Based on this new understanding of identity, a significantly different type of applications could- and should – be designed and developed:

“As opposed to computational identity applications that are based on standard, static classification systems, the dynamically configurable, imaginatively grounded identities of the AIR Project are boundary objects that can customise user information and preferences for particular communities. The power of such models lies in the possibilities they enable for cross-community communication, which is of course necessary in order to challenge the discrimination that occurs at the margins, and lack of diversity inherent in the centre.”

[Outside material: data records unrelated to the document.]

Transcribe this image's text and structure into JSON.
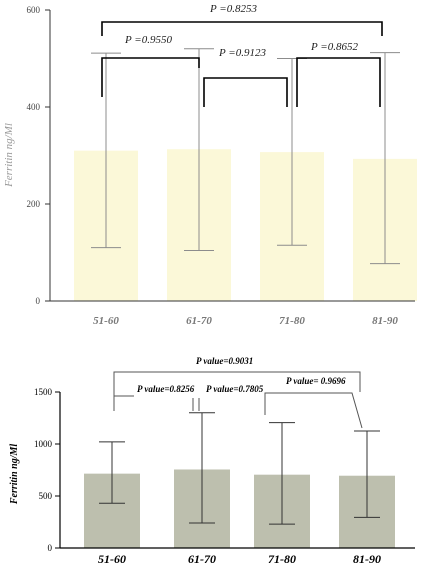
{
  "chart_data": [
    {
      "type": "bar",
      "title": "",
      "ylabel": "Ferritin ng/Ml",
      "ylim": [
        0,
        600
      ],
      "yticks": [
        "0",
        "200",
        "400",
        "600"
      ],
      "categories": [
        "51-60",
        "61-70",
        "71-80",
        "81-90"
      ],
      "values": [
        310,
        313,
        307,
        293
      ],
      "error_low": [
        110,
        104,
        115,
        77
      ],
      "error_high": [
        511,
        520,
        500,
        512
      ],
      "bar_color": "#fbf8d8",
      "error_color": "#8c8c8c",
      "comparisons": [
        {
          "pair": [
            "51-60",
            "81-90"
          ],
          "label": "P =0.8253"
        },
        {
          "pair": [
            "51-60",
            "61-70"
          ],
          "label": "P =0.9550"
        },
        {
          "pair": [
            "61-70",
            "71-80"
          ],
          "label": "P =0.9123"
        },
        {
          "pair": [
            "71-80",
            "81-90"
          ],
          "label": "P =0.8652"
        }
      ]
    },
    {
      "type": "bar",
      "title": "",
      "ylabel": "Ferritin ng/Ml",
      "ylim": [
        0,
        1500
      ],
      "yticks": [
        "0",
        "500",
        "1000",
        "1500"
      ],
      "categories": [
        "51-60",
        "61-70",
        "71-80",
        "81-90"
      ],
      "values": [
        715,
        755,
        705,
        695
      ],
      "error_low": [
        430,
        240,
        230,
        295
      ],
      "error_high": [
        1020,
        1300,
        1205,
        1125
      ],
      "bar_color": "#bdbfae",
      "error_color": "#333333",
      "comparisons": [
        {
          "pair": [
            "51-60",
            "81-90"
          ],
          "label": "P value=0.9031"
        },
        {
          "pair": [
            "51-60",
            "61-70"
          ],
          "label": "P value=0.8256"
        },
        {
          "pair": [
            "61-70",
            "71-80"
          ],
          "label": "P value=0.7805"
        },
        {
          "pair": [
            "71-80",
            "81-90"
          ],
          "label": "P value= 0.9696"
        }
      ]
    }
  ]
}
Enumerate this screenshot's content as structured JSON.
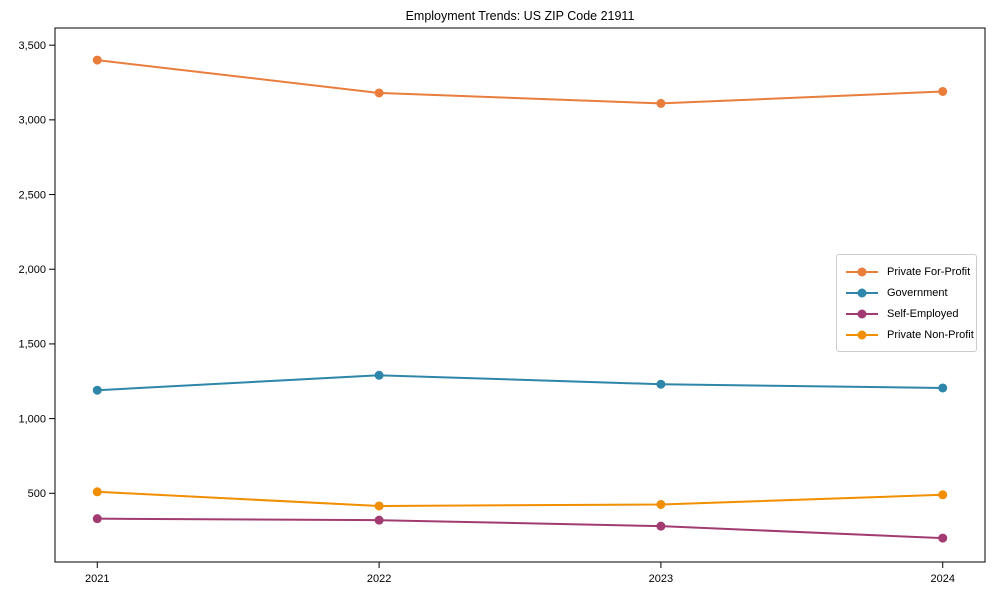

The paper briefly describes a couple of examples of such applications, or rather pilot prototypes, developed with the use a very different, AIR-ed, understanding of identity as a guiding principle. One of them, a game called Chameleonia, emplyes a ‘shadow’ metaphor, whereby “an avatar and its shadow (performed and socially constructed selves) dynamically transform, along with the cinematic presentation of the scene, based on player selected gestures and the current location”.

An excellent and very timely paper indeed, and I fully subscribe to the Fox Harrell’s concluding words:

“[W]e must also avoid the temptation to discount technology design as social intervention and to place the onus all on the creativity of end-users. Rather, as a theorist-practitioner-user, I consider myself a stakeholder and my own mode of intervention can encompass design and implementation. Furthermore, I would like to develop enabling ideas and systems for others.

“Only waiting for major software application producers to improve their systems ultimately constitutes just another type of disempowerment. Not everyone is a software designer, but to achieve the dream that computational identity technologies can serve empowering ends we need support on all fronts including creative users of technology, technology designers and producers, and co-creators all along the spectrum in between.”